Nas palavras da autora: “é a diferença entre as estratégias adotadas pelos agentes econômicos e entre os resultados obtidos (uns melhores, outros piores) que dá vida a um ambiente de competição (porque todos buscam o prêmio do maior sucesso, da adoção da estratégia mais eficiente)” (São Paulo: RT, 2010, pág. 91).

Outro vetor ao qual se deve prestar atenção diz respeito à boa-fé. Em sua origem, o direito comercial se diferenciou do direito civil, exatamente por dispensar as rígidas formalidades deste último, relativamente à constituição ou prova dos contratos. Mas, num ambiente negocial pautado pelo informalismo, a segurança jurídica só pode se assentar na boa-fé dos sujeitos. Ao contrário do que se verifica no âmbito do direito civil, a proteção da boa-fé, neste caso, não diz respeito somente à eficácia da vontade contratada ou à colaboração entre os contratantes. No campo do direito contratual empresarial, a proteção da boa-fé é elemento de estruturação dos mercados informais, fator de redução dos custos de transação.

Para Paula Forgioni, “os custos de transação tendem a reduzir-se em mercados nos quais os agentes econômicos confiam no comportamento dos outros, ou seja, em que se pode legitimamente esperar/prever a adoção de determinadas atitudes pelos parceiros comerciais. Esse pressuposto sempre foi reconhecido pelo direito comercial que, há séculos, incentiva a lealdade entre os mercadores” (pág. 95).

Outras particularidades dos contratos empresariais são igualmente examinadas com precisão: a impossibilidade de se aplicar, no direito contratual empresarial, o instituto da lesão, a importância renascente dos usos e costumes, a tutela do crédito, etc.

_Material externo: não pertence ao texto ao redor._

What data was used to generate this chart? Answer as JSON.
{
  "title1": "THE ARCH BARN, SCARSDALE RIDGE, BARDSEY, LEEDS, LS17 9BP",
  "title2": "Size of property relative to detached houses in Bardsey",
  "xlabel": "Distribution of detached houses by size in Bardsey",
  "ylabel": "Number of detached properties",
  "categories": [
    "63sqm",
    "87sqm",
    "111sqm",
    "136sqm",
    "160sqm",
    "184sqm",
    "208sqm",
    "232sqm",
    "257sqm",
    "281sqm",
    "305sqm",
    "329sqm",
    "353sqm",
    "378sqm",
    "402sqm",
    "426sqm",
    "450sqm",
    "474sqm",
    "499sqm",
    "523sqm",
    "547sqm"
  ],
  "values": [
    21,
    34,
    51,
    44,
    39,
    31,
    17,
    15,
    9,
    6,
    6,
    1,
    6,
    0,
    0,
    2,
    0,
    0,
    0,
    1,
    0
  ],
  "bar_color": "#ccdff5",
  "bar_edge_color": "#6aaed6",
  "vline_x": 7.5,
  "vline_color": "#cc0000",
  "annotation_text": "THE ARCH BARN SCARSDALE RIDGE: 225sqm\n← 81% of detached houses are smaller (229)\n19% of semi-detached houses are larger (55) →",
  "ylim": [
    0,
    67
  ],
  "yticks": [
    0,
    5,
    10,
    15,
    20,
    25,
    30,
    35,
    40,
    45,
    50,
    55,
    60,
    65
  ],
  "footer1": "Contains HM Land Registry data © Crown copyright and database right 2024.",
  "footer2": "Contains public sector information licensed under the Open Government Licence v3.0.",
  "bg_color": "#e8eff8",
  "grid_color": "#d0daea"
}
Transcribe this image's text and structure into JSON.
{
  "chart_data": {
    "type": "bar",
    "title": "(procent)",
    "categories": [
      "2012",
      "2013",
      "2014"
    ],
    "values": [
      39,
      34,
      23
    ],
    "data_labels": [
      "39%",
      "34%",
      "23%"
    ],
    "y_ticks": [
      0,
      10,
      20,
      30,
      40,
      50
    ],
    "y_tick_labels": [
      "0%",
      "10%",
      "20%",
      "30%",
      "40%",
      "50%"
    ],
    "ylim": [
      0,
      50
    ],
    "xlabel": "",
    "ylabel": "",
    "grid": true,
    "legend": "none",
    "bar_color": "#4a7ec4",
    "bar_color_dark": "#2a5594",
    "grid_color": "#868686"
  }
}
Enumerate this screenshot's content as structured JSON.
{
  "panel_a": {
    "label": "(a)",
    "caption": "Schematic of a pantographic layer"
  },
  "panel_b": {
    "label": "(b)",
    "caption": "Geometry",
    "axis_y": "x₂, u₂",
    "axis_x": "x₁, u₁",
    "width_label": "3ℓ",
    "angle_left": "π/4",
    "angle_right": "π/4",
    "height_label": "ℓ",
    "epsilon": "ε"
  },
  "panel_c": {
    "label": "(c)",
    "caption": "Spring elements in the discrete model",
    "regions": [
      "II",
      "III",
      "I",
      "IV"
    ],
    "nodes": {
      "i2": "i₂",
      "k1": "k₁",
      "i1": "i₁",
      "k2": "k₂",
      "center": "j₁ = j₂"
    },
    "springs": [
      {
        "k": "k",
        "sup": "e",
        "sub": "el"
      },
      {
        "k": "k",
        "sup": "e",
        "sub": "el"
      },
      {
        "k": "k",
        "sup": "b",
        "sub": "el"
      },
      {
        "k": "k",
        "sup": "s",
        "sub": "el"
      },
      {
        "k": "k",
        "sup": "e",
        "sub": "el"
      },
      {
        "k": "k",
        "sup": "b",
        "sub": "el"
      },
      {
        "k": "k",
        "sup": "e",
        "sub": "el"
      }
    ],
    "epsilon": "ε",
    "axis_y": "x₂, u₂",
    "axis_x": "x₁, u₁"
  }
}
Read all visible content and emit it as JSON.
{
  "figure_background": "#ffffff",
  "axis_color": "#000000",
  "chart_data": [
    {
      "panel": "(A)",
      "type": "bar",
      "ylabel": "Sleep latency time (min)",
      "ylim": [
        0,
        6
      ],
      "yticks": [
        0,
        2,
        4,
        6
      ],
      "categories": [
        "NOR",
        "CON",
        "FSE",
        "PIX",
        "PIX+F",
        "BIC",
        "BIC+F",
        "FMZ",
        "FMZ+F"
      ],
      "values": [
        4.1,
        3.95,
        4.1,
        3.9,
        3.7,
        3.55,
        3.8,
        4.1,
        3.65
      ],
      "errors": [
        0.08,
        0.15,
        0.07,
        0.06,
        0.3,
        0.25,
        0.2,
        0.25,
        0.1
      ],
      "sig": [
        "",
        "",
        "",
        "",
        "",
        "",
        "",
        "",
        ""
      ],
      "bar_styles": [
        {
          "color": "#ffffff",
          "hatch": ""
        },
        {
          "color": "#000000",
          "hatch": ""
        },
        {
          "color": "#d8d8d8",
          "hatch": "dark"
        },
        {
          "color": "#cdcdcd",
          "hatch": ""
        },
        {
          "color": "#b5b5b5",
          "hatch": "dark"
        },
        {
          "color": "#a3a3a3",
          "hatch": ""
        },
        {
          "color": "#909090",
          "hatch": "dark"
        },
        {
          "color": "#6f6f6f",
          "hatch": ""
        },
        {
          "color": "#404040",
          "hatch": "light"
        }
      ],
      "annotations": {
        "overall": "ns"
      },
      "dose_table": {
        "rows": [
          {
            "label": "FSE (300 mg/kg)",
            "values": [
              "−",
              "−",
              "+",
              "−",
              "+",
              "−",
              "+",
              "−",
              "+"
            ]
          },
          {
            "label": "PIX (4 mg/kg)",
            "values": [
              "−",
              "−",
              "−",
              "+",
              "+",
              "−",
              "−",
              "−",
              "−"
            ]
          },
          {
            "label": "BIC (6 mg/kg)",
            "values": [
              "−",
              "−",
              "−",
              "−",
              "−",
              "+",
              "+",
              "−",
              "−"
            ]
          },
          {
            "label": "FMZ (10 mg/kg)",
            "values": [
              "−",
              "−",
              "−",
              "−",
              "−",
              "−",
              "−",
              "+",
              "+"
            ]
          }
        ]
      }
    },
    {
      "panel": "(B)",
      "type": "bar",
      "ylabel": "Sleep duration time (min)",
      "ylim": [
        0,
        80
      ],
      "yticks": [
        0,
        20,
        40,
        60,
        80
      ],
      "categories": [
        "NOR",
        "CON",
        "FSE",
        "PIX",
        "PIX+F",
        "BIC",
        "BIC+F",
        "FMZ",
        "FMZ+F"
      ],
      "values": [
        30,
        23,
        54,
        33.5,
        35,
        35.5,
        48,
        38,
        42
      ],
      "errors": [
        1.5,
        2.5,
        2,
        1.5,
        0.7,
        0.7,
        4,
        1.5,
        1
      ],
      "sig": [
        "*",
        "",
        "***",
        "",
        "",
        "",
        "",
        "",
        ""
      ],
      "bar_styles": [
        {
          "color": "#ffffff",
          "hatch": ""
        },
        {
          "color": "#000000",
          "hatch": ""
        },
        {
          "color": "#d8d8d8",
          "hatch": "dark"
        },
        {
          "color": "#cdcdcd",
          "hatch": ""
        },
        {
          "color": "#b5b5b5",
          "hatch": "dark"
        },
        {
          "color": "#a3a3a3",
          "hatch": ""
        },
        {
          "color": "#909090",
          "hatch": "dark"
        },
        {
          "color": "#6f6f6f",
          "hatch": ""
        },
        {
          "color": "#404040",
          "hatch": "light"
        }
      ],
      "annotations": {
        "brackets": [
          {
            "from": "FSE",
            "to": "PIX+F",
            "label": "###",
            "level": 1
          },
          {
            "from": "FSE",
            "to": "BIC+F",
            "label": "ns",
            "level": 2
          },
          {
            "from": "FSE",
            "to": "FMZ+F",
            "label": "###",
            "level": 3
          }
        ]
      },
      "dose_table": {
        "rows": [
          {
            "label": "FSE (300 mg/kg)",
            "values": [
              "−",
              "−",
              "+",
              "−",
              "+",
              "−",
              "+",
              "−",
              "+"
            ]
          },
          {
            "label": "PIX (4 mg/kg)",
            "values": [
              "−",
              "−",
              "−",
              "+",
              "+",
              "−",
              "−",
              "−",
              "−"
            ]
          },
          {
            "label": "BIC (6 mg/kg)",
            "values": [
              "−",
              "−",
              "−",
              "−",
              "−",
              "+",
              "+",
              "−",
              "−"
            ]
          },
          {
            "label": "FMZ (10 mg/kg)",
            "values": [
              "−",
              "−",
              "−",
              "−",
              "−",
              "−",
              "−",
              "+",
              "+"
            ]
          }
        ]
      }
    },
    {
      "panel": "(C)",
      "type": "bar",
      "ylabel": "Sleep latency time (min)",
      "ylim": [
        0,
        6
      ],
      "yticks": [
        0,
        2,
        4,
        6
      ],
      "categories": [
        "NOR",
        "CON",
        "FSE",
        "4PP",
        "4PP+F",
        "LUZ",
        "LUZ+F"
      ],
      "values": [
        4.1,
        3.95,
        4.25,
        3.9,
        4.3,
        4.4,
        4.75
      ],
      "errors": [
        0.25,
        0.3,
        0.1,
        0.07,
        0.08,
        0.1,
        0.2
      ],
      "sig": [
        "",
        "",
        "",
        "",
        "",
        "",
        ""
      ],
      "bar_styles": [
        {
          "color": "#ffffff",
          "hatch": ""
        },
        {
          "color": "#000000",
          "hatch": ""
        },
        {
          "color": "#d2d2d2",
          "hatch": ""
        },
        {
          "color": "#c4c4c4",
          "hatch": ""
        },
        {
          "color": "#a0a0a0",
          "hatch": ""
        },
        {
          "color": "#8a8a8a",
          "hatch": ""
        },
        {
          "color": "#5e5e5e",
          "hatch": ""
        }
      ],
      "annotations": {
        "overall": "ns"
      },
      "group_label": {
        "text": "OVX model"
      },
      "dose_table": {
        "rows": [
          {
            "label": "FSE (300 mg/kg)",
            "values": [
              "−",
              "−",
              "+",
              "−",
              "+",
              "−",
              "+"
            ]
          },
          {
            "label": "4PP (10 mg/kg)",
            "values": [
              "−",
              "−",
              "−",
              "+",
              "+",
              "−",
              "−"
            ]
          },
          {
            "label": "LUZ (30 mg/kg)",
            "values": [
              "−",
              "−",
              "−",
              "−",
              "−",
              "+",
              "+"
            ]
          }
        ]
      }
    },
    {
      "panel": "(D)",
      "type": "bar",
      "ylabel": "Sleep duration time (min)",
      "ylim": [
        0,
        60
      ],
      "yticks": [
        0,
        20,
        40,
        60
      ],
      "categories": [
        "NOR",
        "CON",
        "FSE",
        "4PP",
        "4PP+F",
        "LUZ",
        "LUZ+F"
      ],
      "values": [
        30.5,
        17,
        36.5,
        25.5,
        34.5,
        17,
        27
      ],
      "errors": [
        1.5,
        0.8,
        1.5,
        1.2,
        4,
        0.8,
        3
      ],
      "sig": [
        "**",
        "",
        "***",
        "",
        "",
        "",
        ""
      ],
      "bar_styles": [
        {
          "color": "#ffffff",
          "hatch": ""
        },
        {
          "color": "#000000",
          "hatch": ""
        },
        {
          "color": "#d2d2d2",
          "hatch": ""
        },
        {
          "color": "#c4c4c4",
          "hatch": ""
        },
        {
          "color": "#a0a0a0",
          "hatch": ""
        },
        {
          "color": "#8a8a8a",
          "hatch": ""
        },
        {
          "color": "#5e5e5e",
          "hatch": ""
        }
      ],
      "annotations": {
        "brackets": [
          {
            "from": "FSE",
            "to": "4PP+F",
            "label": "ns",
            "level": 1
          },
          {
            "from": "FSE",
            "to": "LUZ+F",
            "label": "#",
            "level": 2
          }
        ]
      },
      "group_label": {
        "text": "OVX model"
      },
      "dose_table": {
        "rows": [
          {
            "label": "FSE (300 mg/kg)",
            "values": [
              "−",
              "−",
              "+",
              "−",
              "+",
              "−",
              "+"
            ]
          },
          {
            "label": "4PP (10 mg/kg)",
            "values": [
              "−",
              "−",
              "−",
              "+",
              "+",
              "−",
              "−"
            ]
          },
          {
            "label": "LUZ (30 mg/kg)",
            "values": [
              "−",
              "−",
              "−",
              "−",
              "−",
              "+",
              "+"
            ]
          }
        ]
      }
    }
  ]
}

Não escapa, porém, à atenção a importância de a lei liberar, principalmente nos contratos de colaboração empresarial, algum amparo à parte mais frágil, vale dizer, aquela que se encontra (em geral, por força do próprio contrato) sob a dependência econômica do outro contratante. Contudo, este amparo – e aqui está um ponto especialmente reforçado por Paula Forgioni, em diversas passagens de sua obra – não pode implicar a sujeição dos contratos empresariais ao Código de Defesa do Consumidor.

Para mim, uma das questões que, hoje, deve preocupar os comercialistas brasileiros decorre da unificação legislativa do direito privado das obrigações, intentada pelo Código Civil de 2002. Evidentemente, tal empreitada somente poderia ter sido buscada a partir do estabelecimento de regras gerais, no âmbito das relações privadas. Escapa à disciplina jurídica, com isto, o que os contratos empresariais têm de específico. O legislador precisa urgentemente corrigir esta distorção, e a maneira mais adequada para tanto, parece-me ser a edição de um novo Código Comercial.

Há livros que simplesmente precisam ser escritos. O Teoria geral dos contratos empresariais, de Paula Forgioni, é um deles.